Глава безопасности Севастьянов редко что-то выполнял лично. Впрочем, серьезных неприятностей в последние годы и не случалось. Это раньше защитники детей порой бросали камни в окна, а отряды вандалов совершали показательные налеты на школы. Учеников, к счастью, не трогали, но имущество портили изрядно. Однако теперь страсти улеглись. Безопасность занималась по большей части профилактикой краж.

— Что стряслось? — спросил Тенников.

— А ты не видел?! — съязвил всклокоченный Мухин. — На всех панелях в школе — или рожа ухмыляется, или колобки хороводят. Булл-шит!
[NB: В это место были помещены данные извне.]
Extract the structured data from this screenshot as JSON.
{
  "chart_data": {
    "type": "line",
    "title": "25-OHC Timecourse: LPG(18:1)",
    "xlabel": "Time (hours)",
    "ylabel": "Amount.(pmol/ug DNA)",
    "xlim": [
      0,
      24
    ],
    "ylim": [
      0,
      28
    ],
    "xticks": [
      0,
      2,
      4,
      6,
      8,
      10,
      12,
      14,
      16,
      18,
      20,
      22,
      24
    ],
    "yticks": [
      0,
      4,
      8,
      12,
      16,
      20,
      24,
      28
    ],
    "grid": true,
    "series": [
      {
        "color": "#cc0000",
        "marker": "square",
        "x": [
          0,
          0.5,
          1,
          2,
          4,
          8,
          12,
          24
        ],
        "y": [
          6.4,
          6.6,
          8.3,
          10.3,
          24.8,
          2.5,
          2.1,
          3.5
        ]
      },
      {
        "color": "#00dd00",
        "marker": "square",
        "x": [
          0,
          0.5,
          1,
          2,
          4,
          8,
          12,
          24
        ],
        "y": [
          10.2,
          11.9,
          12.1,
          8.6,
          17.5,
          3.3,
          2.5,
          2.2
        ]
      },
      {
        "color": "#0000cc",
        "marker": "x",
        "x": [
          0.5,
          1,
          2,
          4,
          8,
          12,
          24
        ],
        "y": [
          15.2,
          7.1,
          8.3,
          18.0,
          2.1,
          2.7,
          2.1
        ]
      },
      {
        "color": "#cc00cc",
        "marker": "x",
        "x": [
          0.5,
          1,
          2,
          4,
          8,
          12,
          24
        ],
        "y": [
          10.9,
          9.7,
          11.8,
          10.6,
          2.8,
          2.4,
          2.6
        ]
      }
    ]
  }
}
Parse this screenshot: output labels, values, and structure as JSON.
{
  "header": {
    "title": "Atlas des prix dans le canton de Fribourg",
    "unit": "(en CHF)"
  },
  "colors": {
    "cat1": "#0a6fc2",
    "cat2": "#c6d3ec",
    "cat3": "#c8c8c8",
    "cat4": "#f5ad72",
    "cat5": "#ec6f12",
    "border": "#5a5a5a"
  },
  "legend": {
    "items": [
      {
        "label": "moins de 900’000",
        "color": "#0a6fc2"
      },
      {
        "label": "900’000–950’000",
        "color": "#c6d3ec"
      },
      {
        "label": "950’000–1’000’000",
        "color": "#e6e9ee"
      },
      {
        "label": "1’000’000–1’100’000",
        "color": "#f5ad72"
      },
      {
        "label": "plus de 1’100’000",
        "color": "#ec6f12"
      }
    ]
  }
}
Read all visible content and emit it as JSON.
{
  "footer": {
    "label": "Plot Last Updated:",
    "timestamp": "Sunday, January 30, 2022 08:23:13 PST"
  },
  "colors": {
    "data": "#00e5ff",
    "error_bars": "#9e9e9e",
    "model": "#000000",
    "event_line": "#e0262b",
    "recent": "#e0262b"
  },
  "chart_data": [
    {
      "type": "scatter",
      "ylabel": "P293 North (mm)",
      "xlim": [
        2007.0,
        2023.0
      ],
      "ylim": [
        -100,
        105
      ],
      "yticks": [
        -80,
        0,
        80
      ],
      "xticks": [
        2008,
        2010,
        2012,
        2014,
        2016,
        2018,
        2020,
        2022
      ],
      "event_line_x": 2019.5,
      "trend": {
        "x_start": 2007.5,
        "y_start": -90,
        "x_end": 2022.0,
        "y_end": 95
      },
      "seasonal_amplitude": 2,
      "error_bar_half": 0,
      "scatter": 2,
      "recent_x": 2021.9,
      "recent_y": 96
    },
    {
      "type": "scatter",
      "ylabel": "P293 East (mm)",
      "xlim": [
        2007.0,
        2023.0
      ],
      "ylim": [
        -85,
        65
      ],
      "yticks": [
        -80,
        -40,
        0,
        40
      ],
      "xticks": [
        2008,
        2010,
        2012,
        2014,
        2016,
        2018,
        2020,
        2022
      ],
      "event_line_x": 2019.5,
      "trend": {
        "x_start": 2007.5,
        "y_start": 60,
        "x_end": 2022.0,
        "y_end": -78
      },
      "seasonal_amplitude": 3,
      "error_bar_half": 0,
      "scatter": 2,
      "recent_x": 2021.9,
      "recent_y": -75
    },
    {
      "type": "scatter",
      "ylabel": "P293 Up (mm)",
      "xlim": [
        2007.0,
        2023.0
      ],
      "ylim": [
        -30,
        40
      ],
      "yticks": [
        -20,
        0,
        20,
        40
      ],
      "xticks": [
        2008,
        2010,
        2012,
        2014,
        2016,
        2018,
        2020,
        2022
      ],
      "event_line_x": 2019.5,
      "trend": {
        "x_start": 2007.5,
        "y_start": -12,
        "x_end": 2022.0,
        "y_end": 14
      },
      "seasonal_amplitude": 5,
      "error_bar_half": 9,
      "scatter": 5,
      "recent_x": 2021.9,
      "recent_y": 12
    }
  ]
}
— Иван Тимофеевич! — мягко упрекнула Илона.

В учительской иногда шептались, будто у нее с Мухиным шашни, однако Тенников не верил. Он вообще считал себя достаточно наивным и не очень хотел расставаться с таким взглядом на мир.

— А в классах? — быстро спросил Тенников.

— В классах — нет. Не стали уроки срывать, паразиты. Да и запрещена трансляция на уроках.

Мог бы и не напоминать. Во время учебных занятий допускался только «продакт плэйсмент». Вроде фирменных логотипов на грузовиках из задачника по математике.

— Хакеры? — уточнил Тенников.

— Даже не знаю, — Мухин ерзал на стуле, — как их теперь называть, хакеры-хренакеры… Ну зачем, зачем мы эти стены поставили? Извините, не в обиду вам, — Мухин спохватился и посмотрел в сторону человека из «Трион Компьютере».

— Ничего, понимаю, — грустно ответил тот и продолжил вращать ложечкой в чашке.

Тенникову показалось, сейчас в кругах кофейной массы тоже обрисуется рожица-смайлик.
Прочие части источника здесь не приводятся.